"This work really pushes the limit down to a few molecules in size," said Stephen Chou of Princeton.

During nanoimprint lithography scientists press a mould into a photocurable resist liquid. Exposing the resist to ultraviolet light cures the polymer so that it retains its shape when the mould is removed. Finally, an anisotropic reactive ion etch treatment removes the remaining resist in the compressed area and exposes selected areas of the substrate surface ready for further treatment.

To date, the standard method for making the moulds used in nanoimprint lithography has been electron-beam lithography. This has created patterns of 10 nm dots with a 40 nm pitch but struggles to create patterning with a pitch smaller than 35 nm.

To achieve their record-breaking line pitch result, the team used molecular-beam epitaxy to make the mould. They created a superlattice of alternating layers of GaAs and Al0.7Ga0.3As, and then selectively etched away the Al0.7Ga0.3As layers with hydrofluoric acid. The result was a GaAs mould containing ridges with vertical and smooth sidewalls in a pattern repeated every 14 nm.

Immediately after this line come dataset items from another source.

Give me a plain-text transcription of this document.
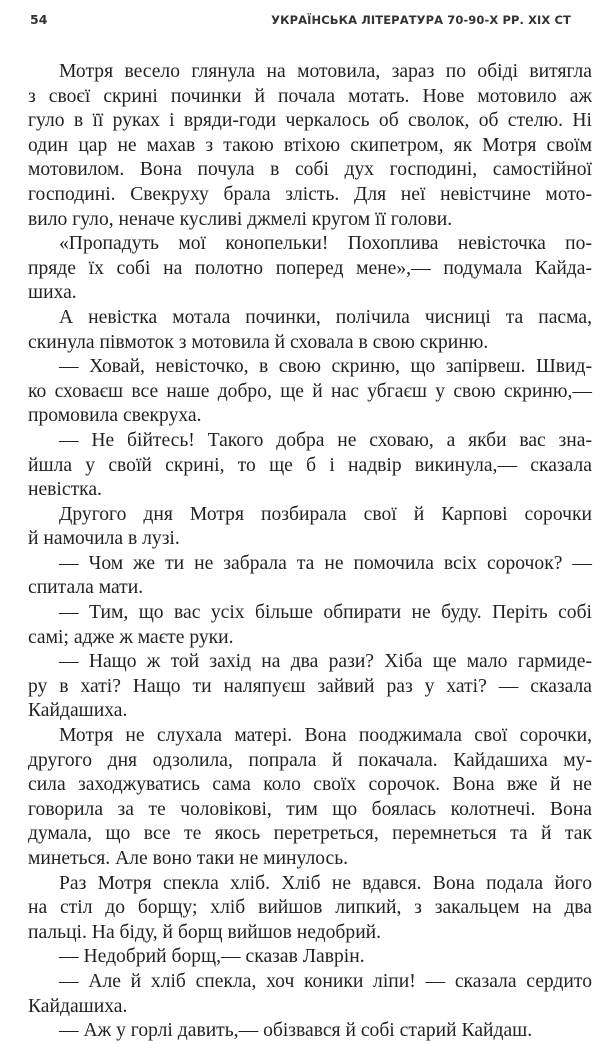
54	УКРАЇНСЬКА ЛІТЕРАТУРА 70-90-Х РР. XIX СТ
Мотря весело глянула на мотовила, зараз по обіді витягла
з своєї скрині починки й почала мотать. Нове мотовило аж
гуло в її руках і вряди-годи черкалось об сволок, об стелю. Ні
один цар не махав з такою втіхою скипетром, як Мотря своїм
мотовилом. Вона почула в собі дух господині, самостійної
господині. Свекруху брала злість. Для неї невістчине мото-
вило гуло, неначе кусливі джмелі кругом її голови.
«Пропадуть мої конопельки! Похоплива невісточка по-
пряде їх собі на полотно поперед мене»,— подумала Кайда-
шиха.
А невістка мотала починки, полічила чисниці та пасма,
скинула півмоток з мотовила й сховала в свою скриню.
— Ховай, невісточко, в свою скриню, що запірвеш. Швид-
ко сховаєш все наше добро, ще й нас убгаєш у свою скриню,—
промовила свекруха.
— Не бійтесь! Такого добра не сховаю, а якби вас зна-
йшла у своїй скрині, то ще б і надвір викинула,— сказала
невістка.
Другого дня Мотря позбирала свої й Карпові сорочки
й намочила в лузі.
— Чом же ти не забрала та не помочила всіх сорочок? —
спитала мати.
— Тим, що вас усіх більше обпирати не буду. Періть собі
самі; адже ж маєте руки.
— Нащо ж той захід на два рази? Хіба ще мало гармиде-
ру в хаті? Нащо ти наляпуєш зайвий раз у хаті? — сказала
Кайдашиха.
Мотря не слухала матері. Вона пооджимала свої сорочки,
другого дня одзолила, попрала й покачала. Кайдашиха му-
сила заходжуватись сама коло своїх сорочок. Вона вже й не
говорила за те чоловікові, тим що боялась колотнечі. Вона
думала, що все те якось перетреться, перемнеться та й так
минеться. Але воно таки не минулось.
Раз Мотря спекла хліб. Хліб не вдався. Вона подала його
на стіл до борщу; хліб вийшов липкий, з закальцем на два
пальці. На біду, й борщ вийшов недобрий.
— Недобрий борщ,— сказав Лаврін.
— Але й хліб спекла, хоч коники ліпи! — сказала сердито
Кайдашиха.
— Аж у горлі давить,— обізвався й собі старий Кайдаш.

"This mould-making process, though time-consuming, would need to be done only once in setting up a manufacturing process," said Chou. "Once the mould is made it can be used to make countless copies very rapidly."

The scientists believe they can make lines in the resist narrower than 7 nm but were unable to examine them in the scanning electron microscope because of thermal damage to the structures from the microscope's electron beam.

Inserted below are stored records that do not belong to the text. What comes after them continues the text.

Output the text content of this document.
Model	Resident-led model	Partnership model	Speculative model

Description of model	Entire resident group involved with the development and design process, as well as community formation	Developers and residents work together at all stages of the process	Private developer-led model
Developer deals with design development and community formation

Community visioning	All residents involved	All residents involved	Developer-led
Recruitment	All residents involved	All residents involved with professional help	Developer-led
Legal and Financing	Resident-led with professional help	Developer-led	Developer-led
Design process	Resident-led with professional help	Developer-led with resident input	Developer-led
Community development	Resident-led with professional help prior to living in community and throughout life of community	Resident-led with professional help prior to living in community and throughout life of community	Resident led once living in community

Since publishing their work in Applied Physics Letters, the scientists have reduced the pitch between ridges from 14 to 12 nm. According to Chou, this is a 20-fold reduction compared with the state-of-the-art techniques used in making today's most advanced computer chips and would result in 400 times more memory in a two-dimensional memory chip.

The team also used nanoimprint lithography to make gold contacts with a contact gap of just 5 nm. In this case they used a silicon mould fabricated by electron-beam lithography as this is good for patterning small sparse features. "Fabrication of sub-10 nm contacts of sufficient resolution to trap complex macromolecules will substantially advance the emerging field of single-molecule devices by allowing the rapid production of multiple contacts in parallel," the scientists said in their paper.